New model shows usefulness of elective surgery for common symptomatic abdominal hernia cirrhosis Surgical scenario.
A team led by Nadim Mahmoud, MD, MSc, MSc Public Health, MSc, Department of Gastroenterology and Hepatology, Perelman School of Medicine, University of Pennsylvania, identified optimal clinical thresholds for preferring surgical or non-surgical management of symptomatic abdominal hernias.
“With the increasing burden of cirrhosis in the United States,1 So is the volume of surgical treatments for cirrhosis.” “Preoperative risk stratification has been difficult due to the myriad of factors contributing to cirrhosis of surgical risk, such as poor structural function, malnutrition and impairment, portal hypertension, and dysfunctional hemostasis.”
Patients with cirrhosis of the liver often have an increased risk of death after surgery. While there are many models for risk estimation, current risk estimation scores cannot compare surgical risks with non-operational risks.
In the Markov Cohort Decision Analytical Modeling Study, researchers evaluated elective surgery and non-surgical management of symptomatic abdominal hernias in patients with cirrhosis. The team extracted transmission and facilities probabilities from the literature and data using the Liver Cirrhosis Cohort from the Veterans Health Administration.

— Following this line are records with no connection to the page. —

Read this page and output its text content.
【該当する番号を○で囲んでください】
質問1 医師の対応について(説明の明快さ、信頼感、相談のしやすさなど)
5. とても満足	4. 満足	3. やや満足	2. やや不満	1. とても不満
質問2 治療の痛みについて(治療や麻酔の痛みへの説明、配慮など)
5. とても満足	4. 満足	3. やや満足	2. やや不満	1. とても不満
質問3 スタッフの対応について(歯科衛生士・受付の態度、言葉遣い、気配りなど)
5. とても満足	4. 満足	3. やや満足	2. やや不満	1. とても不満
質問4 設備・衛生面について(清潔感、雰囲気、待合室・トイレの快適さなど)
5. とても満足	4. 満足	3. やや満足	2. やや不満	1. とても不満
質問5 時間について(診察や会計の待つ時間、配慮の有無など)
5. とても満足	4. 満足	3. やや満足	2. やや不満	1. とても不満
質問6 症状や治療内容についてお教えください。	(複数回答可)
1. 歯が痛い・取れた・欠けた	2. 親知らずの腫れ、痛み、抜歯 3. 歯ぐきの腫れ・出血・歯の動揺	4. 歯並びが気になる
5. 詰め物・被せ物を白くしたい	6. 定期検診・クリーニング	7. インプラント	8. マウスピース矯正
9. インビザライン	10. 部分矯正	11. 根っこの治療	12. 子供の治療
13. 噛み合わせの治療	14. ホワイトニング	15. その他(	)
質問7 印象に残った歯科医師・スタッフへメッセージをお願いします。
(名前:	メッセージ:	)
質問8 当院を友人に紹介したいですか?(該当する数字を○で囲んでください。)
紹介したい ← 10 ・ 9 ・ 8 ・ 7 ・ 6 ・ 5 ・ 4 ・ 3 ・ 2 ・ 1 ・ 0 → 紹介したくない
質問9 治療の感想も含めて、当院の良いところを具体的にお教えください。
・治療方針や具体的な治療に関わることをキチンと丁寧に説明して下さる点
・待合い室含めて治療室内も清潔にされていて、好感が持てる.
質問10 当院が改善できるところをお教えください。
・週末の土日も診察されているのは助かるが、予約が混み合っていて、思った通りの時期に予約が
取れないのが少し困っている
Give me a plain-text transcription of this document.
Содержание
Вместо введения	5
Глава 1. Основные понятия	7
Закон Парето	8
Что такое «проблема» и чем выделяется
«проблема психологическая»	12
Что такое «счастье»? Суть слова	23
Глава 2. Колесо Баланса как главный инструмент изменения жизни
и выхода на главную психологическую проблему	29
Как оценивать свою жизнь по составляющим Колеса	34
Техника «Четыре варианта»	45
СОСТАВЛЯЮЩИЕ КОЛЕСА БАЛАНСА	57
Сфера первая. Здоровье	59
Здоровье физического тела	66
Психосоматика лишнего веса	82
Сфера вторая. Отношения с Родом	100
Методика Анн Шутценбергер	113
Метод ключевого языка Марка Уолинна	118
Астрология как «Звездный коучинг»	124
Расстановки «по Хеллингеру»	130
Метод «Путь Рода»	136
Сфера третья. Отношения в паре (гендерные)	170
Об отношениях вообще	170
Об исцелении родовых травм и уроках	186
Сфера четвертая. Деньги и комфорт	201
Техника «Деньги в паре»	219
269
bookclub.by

Patients included in the analysis were referred to the surgery clinic for asymptomatic abdominal hernias and were diagnosed with cirrhosis between 2008-2018.
quality adjusted life years
The authors also estimated QALYs for each pathway and its frequency on the baseline model for end-stage liver disease-nadose (MELD-Na) scores ranging from 6 to 25 and cyclic Markov models over a 5-year time horizon.
The final analysis included 2,740 patients with cirrhosis with a mean age of 62 years. The number of patients was overwhelmingly male (n = 2699; 98.5%).
Each patient was referred to the surgery clinic for asymptomatic abdominal hernia, 63.9% (n = 1752) did not undergo surgery. There was a mean follow-up of 42.1 months.
The investigators estimated the risk of death in the surgical and non-surgical pathways, an initial MELD-Na limit of 21.3 points, below which surgery associated with maximum quality-adjusted life years was determined. In addition, nonsurgical management has been linked to increased quality-adjusted life-years above the MELD-Na threshold.
While more patients experienced death in the surgery group across all initial MELD-Na values, this was counterbalanced by the increased time spent in resolving hernia associated with increased benefit.
The model results were also sensitive to the probability of hernia recurrence, hernia sequestration, and diminished utility in the case of symptomatic hernias.
The authors wrote: “This decision-making model study found that elective surgical treatment of symptomatic abdominal hernia was preferable even in the setting of relatively high MELD-Na scores.” “Patient symptoms, hernia-specific characteristics, and the experience of the surgeon and center may influence the optimal strategy, emphasizing the importance of joint decision making.”
the study, “Modeling optimal clinical thresholds for elective abdominal hernia repair in cirrhotic patients‘online at JAMA Network is open.